President Joe Biden signed a new raft of executive actions to combat climate change, including pausing new oil and gas leases on Federal land and cutting fossil fuel subsidies, as he pursues green policies he billed as a boon for job creation.

The orders map out the direction for the Democratic president’s climate change and environmental agenda and reverse the policies of his Republican predecessor, Donald Trump, who sought to maximize U.S. oil, gas and coal output by removing regulations and easing environmental reviews.

“In my view, we’ve already waited too long to deal with this climate crisis,” Biden told a White House ceremony, noting the threats the nation faces from intensifying storms, wildfires, floods and droughts linked to climate change as well as air pollution from burning fossil fuels. “It’s time to act.”

Biden unveiled a “whole-of-government approach” to put climate change concerns at the center of U.S. national security and foreign policy as well as domestic planning. He said building a modern and resilient climate-related infrastructure and a clean energy future for America would create millions of good-paying union jobs.

“This is a case where conscience and convenience cross paths, where dealing with this existential threat to the planet and increasing our economic growth and prosperity are one and the same. When I think of climate change and the answers to it, I think of jobs,” added Biden, who faces pressure from liberals in his own party for aggressive action on climate change.

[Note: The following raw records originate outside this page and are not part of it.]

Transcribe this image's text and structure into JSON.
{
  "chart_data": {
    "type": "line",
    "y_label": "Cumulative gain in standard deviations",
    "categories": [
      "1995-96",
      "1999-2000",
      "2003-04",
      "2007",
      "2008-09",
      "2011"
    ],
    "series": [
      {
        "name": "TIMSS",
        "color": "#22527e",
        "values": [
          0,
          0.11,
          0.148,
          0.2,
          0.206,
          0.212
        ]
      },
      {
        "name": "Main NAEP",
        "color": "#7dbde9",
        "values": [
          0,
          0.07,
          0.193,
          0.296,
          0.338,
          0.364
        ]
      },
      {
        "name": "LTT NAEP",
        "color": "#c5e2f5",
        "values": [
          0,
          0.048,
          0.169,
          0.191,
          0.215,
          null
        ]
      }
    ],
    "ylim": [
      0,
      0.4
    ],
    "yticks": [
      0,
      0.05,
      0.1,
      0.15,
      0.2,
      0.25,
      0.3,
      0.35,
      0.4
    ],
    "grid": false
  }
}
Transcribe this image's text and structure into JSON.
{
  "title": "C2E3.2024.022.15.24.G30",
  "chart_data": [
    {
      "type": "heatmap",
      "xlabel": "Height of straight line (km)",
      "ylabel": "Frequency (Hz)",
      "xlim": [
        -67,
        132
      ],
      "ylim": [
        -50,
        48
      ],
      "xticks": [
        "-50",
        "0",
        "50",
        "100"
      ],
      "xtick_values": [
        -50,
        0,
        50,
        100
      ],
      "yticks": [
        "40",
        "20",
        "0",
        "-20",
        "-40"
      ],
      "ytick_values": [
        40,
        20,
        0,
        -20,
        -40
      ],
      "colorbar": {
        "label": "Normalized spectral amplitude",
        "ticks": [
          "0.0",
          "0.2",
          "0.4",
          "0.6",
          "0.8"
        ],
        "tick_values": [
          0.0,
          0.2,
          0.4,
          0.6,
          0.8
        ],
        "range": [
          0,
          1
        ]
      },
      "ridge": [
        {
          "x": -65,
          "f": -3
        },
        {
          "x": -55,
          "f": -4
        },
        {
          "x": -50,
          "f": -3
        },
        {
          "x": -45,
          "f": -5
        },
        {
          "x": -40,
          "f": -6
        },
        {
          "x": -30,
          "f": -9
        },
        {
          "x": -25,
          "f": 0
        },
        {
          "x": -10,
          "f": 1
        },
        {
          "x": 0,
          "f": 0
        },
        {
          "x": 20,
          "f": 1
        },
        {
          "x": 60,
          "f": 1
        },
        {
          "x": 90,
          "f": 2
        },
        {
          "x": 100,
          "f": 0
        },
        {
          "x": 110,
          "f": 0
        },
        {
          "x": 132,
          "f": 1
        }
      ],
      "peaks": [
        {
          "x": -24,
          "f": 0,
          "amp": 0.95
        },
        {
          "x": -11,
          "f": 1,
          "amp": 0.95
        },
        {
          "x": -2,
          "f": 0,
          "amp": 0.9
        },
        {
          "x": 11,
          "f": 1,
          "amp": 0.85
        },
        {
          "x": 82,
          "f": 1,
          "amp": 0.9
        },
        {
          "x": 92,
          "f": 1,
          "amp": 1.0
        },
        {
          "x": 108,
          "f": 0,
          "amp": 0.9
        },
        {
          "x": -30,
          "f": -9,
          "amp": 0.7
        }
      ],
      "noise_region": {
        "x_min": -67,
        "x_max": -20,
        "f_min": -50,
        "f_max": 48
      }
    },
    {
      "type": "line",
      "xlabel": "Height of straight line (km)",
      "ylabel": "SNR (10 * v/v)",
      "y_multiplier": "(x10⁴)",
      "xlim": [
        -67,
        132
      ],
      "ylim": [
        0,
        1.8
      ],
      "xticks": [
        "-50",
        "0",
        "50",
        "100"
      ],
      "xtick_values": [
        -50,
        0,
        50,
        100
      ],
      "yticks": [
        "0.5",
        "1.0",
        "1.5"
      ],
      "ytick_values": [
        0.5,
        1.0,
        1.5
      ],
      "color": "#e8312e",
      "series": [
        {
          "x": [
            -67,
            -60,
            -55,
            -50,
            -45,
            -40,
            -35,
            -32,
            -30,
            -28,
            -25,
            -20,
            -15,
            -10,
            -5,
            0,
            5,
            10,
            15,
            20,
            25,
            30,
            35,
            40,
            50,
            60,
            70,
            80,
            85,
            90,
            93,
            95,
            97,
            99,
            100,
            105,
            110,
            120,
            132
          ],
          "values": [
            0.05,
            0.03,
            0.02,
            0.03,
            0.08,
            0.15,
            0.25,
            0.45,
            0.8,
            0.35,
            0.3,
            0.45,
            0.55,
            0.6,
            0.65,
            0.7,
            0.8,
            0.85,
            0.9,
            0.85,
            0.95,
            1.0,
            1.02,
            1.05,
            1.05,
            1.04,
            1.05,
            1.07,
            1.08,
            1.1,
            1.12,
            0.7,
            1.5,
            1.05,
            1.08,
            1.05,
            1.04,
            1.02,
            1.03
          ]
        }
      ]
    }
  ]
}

Biden’s measures to address climate change have cheered international partners and environmental advocates, but have drawn opposition from Big Oil, which argues his moves would cost the United States millions of jobs and billions of dollars in revenue with the U.S. economy still battered by the COVID-19 pandemic.

“With a stroke of a pen, the administration is shifting America’s bright energy future into reverse and setting us on a path toward greater reliance on foreign energy produced with lower environmental standards,” said Mike Sommers, president of the American Petroleum Institute, the nation’s biggest oil industry association.